Shifting Gears in Tough Conversations

Last week, I gave several workshops on communicating in difficult situations – talking to angry or demanding clients, dealing with coworkers or subordinates who speak in a steady stream of complaints, those kinds of things.

In communication-focused workshops, I like to talk about what it means to truly listen. I like to brainstorm ways to show empathy and express caring. I like to help people reframe problems as something both parties can work together to resolve rather than being embodied by the other person. I like to remind people that we don’t know what challenges and traumas fill the lives of others.

And yet, at some point, we all must draw a line in the sand.

A silly example, no doubt, but I had a brief romance with a rather stubborn classmate in college. (Happily, she now works in non-profit and local government where any remaining stubbornness is likely to be all sorts of beneficial to her constituents. Be that as it may…) During those few months, I bought a used pickup truck with a cranky clutch. I loved this truck. I loved that I had to practically stand on the clutch to shift and that people often did a double-take when they saw little ole me driving this diamond-plate-encrusted, slightly raised 4×4.

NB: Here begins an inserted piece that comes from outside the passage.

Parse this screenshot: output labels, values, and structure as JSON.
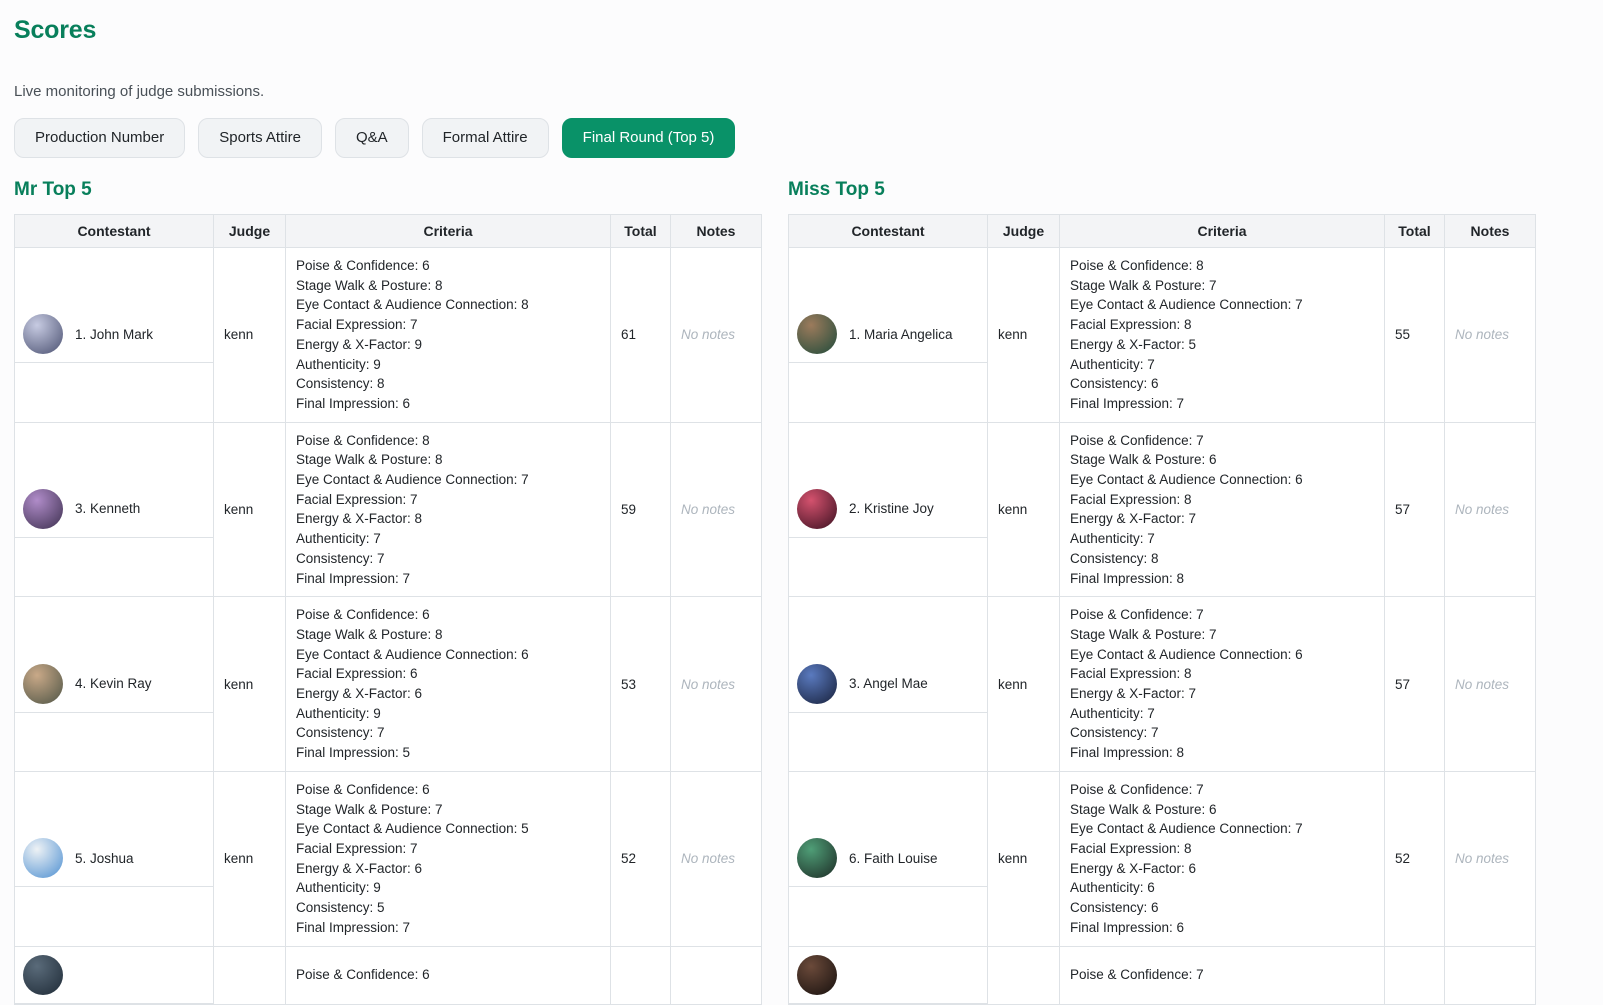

Much to my deep chagrin, the first time I let her behind the wheel, she drove with her foot on the clutch pedal.

Me: “Hey, could you, um, not?”

She had 101 reasons why it was okay, insisting that she was only resting her foot there, that she couldn’t possibly be depressing the pedal enough to harm the transmission.

I can promise you, she could have waved a magical mechanic’s wand and proved beyond a shadow of a doubt that she was causing no harm and I still would have been irate that she wasn’t moving her foot.

That’s how we are sometimes, right? We get our minds set on something and we are the proverbial dog on a bone. In that moment, I was more like Tom the cat in the moments before Jerry’s antics led him to blow his top, steam kettle style. After all, frustration isn’t rational, it’s emotional.

And it’s personal to you. Another person might easily have shrugged off her foot lolling there, might easily have been persuaded that it wasn’t an issue. The most annoying coworker in your office almost definitely has people in her life who think she’s the best thing since tater tots; the person you love the most in this world almost definitely is loathed by somebody.

This is not about other people nor is it about their behaviors (except, of course, in the case of those rare crossovers into verbal abuse or physical threat or violence). It’s about our reactions to other people and their behaviors.

Seeing that we were at loggerheads, I found a sentence that I’ve used innumerable times since, “Please just humor me.”

She paused for a second and then moved her foot from the pedal to the floor mat. When I stopped arguing the logic of the situation with her and instead asked her to respond to my emotional needs, the pressure in the situation dissipated and we drove off.

Though not exactly into the sunset. At least, not together.